Thursday, July 12, 2007

Between the painter and the owner: James Cordas



24 hours and three weeks before I saw an exhibition organized by James Cordas and a group of musicians, artists and hangers-on like me, I met James at a house party in a worn-out converted San Francisco high rise hotel. After the party we stumbled to his apartment above Ellis Street in the Tenderloin and he showed me Bread, hanging in his wall.

Three days later James asked if I could help him carry some records to a bar where he was dj-ing. The place was owned by a woman named Ling who liked the art student money so much she let anyone with tight jeans and manicured hair play whatever they wanted until people stop showing up. She expected James and his partner to play top forty hip hop tracks, she got the Animals and Wu Tang Clan instead.

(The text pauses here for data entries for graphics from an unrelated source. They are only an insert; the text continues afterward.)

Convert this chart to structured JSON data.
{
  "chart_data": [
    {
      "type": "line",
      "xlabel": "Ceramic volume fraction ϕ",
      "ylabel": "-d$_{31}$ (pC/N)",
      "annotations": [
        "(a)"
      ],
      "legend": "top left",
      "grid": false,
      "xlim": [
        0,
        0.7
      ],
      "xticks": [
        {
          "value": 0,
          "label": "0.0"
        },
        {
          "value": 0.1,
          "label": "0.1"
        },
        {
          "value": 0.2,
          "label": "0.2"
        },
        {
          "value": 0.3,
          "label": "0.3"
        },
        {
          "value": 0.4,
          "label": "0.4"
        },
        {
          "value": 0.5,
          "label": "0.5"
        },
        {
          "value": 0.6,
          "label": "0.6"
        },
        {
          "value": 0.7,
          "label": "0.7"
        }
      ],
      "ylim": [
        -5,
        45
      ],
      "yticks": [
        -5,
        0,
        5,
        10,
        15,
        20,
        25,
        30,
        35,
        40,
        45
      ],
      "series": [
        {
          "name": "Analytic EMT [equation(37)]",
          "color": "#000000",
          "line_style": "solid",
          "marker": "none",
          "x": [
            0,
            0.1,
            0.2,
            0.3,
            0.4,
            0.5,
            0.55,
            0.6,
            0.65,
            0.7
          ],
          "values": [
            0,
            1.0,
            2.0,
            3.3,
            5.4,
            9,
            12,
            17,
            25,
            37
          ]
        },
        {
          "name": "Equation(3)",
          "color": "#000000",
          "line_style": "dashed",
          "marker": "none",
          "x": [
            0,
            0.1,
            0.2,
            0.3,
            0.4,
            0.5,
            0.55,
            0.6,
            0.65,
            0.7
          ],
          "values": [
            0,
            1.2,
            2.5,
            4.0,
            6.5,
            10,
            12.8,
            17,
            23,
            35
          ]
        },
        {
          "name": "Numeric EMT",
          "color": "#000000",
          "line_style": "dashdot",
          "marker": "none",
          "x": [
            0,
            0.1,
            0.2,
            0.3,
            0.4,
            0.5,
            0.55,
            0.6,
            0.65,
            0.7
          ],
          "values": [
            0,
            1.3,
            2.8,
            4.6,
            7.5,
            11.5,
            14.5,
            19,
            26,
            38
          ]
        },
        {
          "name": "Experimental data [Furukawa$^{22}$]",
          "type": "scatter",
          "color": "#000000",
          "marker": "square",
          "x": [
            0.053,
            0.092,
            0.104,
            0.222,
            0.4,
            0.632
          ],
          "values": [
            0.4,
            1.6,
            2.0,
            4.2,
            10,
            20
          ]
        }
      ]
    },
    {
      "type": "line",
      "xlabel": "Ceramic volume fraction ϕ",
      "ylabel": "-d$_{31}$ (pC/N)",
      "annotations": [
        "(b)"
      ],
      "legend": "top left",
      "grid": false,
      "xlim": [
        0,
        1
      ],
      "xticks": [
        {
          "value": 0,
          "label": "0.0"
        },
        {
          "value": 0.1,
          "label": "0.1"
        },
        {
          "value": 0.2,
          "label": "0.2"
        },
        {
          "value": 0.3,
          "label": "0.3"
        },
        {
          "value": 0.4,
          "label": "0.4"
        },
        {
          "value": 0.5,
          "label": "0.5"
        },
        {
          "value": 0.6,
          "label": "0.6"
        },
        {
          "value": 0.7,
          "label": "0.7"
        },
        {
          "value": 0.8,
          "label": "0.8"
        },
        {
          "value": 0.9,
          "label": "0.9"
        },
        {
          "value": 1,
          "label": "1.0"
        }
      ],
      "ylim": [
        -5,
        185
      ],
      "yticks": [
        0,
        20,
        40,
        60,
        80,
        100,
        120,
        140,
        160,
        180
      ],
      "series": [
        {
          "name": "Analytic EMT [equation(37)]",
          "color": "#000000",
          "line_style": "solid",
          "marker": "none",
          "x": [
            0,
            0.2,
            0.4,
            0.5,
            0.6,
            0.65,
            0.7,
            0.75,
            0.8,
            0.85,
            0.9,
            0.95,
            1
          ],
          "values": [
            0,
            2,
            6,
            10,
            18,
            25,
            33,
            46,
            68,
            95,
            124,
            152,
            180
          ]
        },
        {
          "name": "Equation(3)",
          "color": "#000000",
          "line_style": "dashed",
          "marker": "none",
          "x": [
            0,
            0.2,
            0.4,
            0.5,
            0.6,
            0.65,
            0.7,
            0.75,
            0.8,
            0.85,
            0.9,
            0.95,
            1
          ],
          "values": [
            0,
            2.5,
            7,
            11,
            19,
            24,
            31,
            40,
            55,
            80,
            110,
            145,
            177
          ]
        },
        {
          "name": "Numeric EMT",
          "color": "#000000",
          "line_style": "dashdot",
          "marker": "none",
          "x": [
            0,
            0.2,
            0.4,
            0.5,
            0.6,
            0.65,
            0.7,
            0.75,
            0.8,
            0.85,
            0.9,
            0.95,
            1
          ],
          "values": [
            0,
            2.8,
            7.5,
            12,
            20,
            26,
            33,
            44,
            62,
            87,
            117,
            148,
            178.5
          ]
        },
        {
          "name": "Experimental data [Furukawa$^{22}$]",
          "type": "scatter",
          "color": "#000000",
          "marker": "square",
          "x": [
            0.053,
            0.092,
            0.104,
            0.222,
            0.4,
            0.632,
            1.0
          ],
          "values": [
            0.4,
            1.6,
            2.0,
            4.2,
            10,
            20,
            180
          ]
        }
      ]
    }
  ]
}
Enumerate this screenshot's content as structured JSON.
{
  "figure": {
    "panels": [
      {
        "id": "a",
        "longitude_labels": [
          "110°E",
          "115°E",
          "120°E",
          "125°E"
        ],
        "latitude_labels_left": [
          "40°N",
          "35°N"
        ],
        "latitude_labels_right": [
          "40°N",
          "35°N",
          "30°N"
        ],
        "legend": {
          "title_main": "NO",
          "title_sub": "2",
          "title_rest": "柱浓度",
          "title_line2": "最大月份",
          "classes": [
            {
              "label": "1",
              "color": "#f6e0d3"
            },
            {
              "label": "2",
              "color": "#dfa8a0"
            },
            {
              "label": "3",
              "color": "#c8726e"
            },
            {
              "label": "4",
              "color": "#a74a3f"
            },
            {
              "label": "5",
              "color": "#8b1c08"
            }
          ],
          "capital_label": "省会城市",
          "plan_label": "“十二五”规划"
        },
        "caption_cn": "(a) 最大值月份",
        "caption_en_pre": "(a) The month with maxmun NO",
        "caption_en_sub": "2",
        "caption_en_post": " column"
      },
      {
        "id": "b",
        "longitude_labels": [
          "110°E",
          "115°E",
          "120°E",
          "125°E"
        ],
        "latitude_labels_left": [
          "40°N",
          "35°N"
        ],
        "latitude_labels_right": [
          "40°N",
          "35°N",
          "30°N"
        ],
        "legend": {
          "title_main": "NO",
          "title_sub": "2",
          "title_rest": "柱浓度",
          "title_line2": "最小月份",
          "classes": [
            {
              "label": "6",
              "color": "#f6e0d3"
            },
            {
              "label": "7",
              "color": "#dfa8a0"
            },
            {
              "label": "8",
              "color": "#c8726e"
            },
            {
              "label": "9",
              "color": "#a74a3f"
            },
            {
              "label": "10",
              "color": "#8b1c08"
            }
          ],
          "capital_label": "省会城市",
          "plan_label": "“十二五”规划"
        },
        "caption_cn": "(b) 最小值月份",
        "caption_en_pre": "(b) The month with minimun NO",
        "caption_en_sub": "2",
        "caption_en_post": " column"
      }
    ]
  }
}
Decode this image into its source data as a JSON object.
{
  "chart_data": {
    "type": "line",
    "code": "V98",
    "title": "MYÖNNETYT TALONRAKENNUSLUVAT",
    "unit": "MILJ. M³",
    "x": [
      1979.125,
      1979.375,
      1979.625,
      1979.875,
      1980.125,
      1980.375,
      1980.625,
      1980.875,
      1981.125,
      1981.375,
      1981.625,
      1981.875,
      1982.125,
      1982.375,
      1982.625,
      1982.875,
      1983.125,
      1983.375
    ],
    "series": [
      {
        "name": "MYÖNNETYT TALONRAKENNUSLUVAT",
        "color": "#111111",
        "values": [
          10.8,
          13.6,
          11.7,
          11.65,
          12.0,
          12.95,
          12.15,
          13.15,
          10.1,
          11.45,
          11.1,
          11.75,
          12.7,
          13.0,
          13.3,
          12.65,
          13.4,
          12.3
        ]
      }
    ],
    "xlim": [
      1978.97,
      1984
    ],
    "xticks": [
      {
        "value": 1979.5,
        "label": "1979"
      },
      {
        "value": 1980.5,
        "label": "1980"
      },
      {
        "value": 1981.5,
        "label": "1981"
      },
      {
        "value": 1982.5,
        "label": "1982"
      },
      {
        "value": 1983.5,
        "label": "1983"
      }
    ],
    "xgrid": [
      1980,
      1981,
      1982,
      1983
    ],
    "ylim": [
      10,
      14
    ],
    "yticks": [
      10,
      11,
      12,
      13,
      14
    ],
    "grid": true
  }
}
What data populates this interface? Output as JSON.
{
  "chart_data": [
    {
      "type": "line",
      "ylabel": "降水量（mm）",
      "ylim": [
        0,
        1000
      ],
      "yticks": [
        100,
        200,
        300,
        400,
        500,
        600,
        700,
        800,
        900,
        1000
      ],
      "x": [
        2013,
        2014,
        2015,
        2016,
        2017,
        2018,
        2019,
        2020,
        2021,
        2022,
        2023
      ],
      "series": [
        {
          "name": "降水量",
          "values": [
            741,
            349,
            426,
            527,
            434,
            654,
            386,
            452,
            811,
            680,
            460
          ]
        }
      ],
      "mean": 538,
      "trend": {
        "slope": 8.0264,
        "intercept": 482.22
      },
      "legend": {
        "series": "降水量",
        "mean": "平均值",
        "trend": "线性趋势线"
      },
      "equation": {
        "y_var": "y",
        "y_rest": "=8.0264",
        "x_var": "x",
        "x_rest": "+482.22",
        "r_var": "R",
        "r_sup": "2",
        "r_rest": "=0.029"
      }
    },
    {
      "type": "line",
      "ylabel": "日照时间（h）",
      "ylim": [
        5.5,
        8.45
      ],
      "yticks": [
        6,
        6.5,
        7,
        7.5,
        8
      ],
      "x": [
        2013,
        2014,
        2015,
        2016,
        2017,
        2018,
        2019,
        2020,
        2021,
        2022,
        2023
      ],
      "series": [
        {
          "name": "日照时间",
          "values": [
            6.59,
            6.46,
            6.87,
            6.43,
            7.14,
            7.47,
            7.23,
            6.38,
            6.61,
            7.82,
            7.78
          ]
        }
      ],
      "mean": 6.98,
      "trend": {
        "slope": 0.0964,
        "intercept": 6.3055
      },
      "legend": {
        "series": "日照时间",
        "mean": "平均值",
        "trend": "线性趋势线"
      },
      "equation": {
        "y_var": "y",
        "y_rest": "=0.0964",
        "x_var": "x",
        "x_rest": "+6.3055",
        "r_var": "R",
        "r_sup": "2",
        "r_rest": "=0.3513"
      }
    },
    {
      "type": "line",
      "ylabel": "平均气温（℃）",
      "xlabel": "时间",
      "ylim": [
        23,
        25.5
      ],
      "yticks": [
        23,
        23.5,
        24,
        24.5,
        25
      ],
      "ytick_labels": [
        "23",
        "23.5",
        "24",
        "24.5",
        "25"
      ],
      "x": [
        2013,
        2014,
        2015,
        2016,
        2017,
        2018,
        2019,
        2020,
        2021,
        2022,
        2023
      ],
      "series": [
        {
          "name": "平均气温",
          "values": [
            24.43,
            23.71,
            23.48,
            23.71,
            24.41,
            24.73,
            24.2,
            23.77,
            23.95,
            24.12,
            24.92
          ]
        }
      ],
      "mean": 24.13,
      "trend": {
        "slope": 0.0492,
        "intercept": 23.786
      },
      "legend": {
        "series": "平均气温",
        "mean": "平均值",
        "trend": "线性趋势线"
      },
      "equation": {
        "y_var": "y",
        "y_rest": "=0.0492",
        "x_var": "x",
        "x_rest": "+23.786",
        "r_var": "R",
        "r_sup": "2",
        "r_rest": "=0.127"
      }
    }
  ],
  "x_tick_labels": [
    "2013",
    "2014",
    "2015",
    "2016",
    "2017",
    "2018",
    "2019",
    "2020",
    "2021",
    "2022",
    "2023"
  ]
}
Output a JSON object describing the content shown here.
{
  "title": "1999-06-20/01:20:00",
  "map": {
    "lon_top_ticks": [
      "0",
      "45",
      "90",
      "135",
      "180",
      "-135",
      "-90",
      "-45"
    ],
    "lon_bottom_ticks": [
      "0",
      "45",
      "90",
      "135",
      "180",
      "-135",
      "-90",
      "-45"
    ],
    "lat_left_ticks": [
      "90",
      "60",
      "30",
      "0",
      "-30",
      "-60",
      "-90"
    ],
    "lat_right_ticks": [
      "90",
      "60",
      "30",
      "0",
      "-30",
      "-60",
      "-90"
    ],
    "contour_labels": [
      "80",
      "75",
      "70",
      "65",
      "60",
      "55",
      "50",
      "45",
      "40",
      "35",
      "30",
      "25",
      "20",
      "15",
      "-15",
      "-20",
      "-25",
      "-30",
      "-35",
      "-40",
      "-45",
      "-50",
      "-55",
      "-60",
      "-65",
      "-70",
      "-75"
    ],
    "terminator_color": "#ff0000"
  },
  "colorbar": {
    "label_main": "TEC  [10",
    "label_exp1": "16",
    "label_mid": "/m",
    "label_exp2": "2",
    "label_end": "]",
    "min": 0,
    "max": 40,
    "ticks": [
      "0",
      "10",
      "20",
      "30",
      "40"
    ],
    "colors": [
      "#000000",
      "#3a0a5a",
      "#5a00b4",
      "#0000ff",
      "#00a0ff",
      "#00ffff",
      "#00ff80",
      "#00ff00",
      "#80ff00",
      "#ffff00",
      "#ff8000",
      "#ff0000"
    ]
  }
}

Owners of Tenderloin dive bars have other things to worry about. Two drunken tourist walked in with cuts weeping on their hands. I was chatting with about his peculiar affliction synaesthesia, sound as color when I saw them. The owner scared them off without much effort, her thin little strips of vascular muscle projected high pitched threats of castration over the music and a pool cue waved in the air. James looked up but just for a second and bought me a beer and tried to cram the concept of melodic yellow in beer bleached grey matter.

That is how James's paintings and installations function aesthetically the senses blend like the limited concepts of genre; pop-art fused with an abstract expressionist angst; stark and once playful; like the word Bread deconstruction semiotically and dangled like a banner of meaninglessness at the head of the canvas reassembled into new constructs.

On another canvas covered in clippings from vintage porn magizines; moments of grimy coitus, over miniaturized musical notes in this piece called a five year old and a negro spiritual. Layering colors and mindscapes like, creating with from found detritus, a new thing and thought in a style somewhere in the vein of Billy Apple, Sir Peter Blake and Derek Boshier.

For him the sensory identifiers become a language, fold into one another so the world is a collection of dynamic sensation. It is these sensations that James relays to the viewer through the canvas. Its not the ham-handled expressionism American art schools churn out along with $100,000 diplomas. There is a spirit of active adventure and wonder that keeps the work honest. The kind of honest that can only to late binge paint and bitter beer drinking and bloody hand prints on the door of a bathroom stall.